Unfortunately, listening to the audio version of this robs me of the satisfaction of throwing the book at a wall.

I guess one thing that really caused me to take this book with a grain of salt, is that the author admits that in 2007(ish) he was just a nobody who started working hard and after coming up with a popular blog idea, he did some speeches and was "found" by Dave Ramsey, who took a chance on giving him a job. That is his story. He mentions from going from giving speeches to just tens and hundreds of people before he met Dave to giving speeches to thousands after Dave put his power behind him. Now he is bestowing upon us minions the secrets of his great success.
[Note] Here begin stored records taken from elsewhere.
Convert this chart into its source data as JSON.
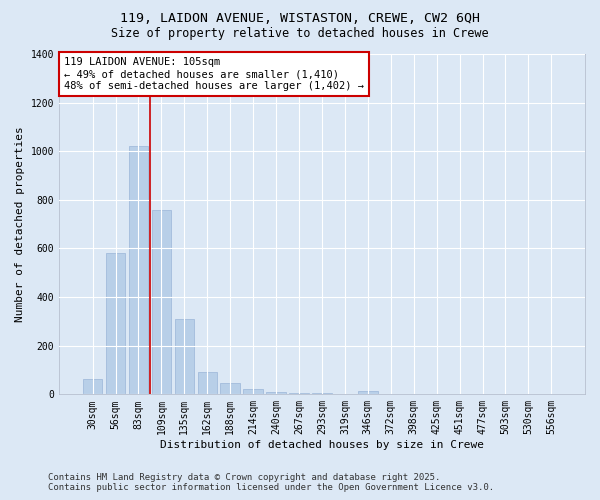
{
  "title_line1": "119, LAIDON AVENUE, WISTASTON, CREWE, CW2 6QH",
  "title_line2": "Size of property relative to detached houses in Crewe",
  "xlabel": "Distribution of detached houses by size in Crewe",
  "ylabel": "Number of detached properties",
  "categories": [
    "30sqm",
    "56sqm",
    "83sqm",
    "109sqm",
    "135sqm",
    "162sqm",
    "188sqm",
    "214sqm",
    "240sqm",
    "267sqm",
    "293sqm",
    "319sqm",
    "346sqm",
    "372sqm",
    "398sqm",
    "425sqm",
    "451sqm",
    "477sqm",
    "503sqm",
    "530sqm",
    "556sqm"
  ],
  "values": [
    65,
    580,
    1020,
    760,
    310,
    90,
    45,
    20,
    10,
    5,
    5,
    0,
    15,
    0,
    0,
    0,
    0,
    0,
    0,
    0,
    0
  ],
  "bar_color": "#b8cfe8",
  "bar_edgecolor": "#9ab5d8",
  "redline_color": "#cc0000",
  "redline_x": 2.5,
  "annotation_text": "119 LAIDON AVENUE: 105sqm\n← 49% of detached houses are smaller (1,410)\n48% of semi-detached houses are larger (1,402) →",
  "annotation_box_edgecolor": "#cc0000",
  "annotation_box_facecolor": "#ffffff",
  "ylim": [
    0,
    1400
  ],
  "yticks": [
    0,
    200,
    400,
    600,
    800,
    1000,
    1200,
    1400
  ],
  "background_color": "#dce8f5",
  "grid_color": "#ffffff",
  "footer_line1": "Contains HM Land Registry data © Crown copyright and database right 2025.",
  "footer_line2": "Contains public sector information licensed under the Open Government Licence v3.0.",
  "title_fontsize": 9.5,
  "subtitle_fontsize": 8.5,
  "axis_label_fontsize": 8,
  "tick_fontsize": 7,
  "annotation_fontsize": 7.5,
  "footer_fontsize": 6.5
}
To his credit, he admits this in the book, and even turns it into a point: you should stand on the shoulders of giants (in his case, Ramsey, of course, though I recall he initially says in the book that his "giant" is his father who is a preacher. That's nice and all melty inside my heart.)

But seriously, does anyone think that the author would be bestselling (should that or should it not have a hyphen?) without Ramsey? Even he admits no, crediting Ramsey as well as his father. However, he also takes credit for his own success in reference to the years (2-3? between 2007 and 2010 approximately) of work he did before Ramsey noticed him as the reason he was picked as the "chosen" one. The following quote isn't actually the author's, but it does convey the attitude dripping from the pages (or in my case, car speakers): "Yes, Ramsey put me over the top, but he picked me because I was such a busy little bee, and he saw my awesome potential. Me. Yes. I am awesome. He took a chance but really, he couldn't help himself. Any really smart man would have done the same thing. I mean, really! Look at me! You should try to be like me. Awesome. Maybe, maybe, you can. If you work hard and make lists. Like me. Awesome. Road to Awesome. More Awesome."

I am not giving this one star. That would be for just rotten ideas or obvious lies (mistakes like saying Terrell Owens caught over 1000 touchdowns (he didn't) I will give the benefit of the doubt and chalk up to bad editing)and as I indicated, these aren't horrible ideas, just common, every-day ideas badly presented.

I will give it something worse. Three stars. Because three stars is average. And that is where this book falls.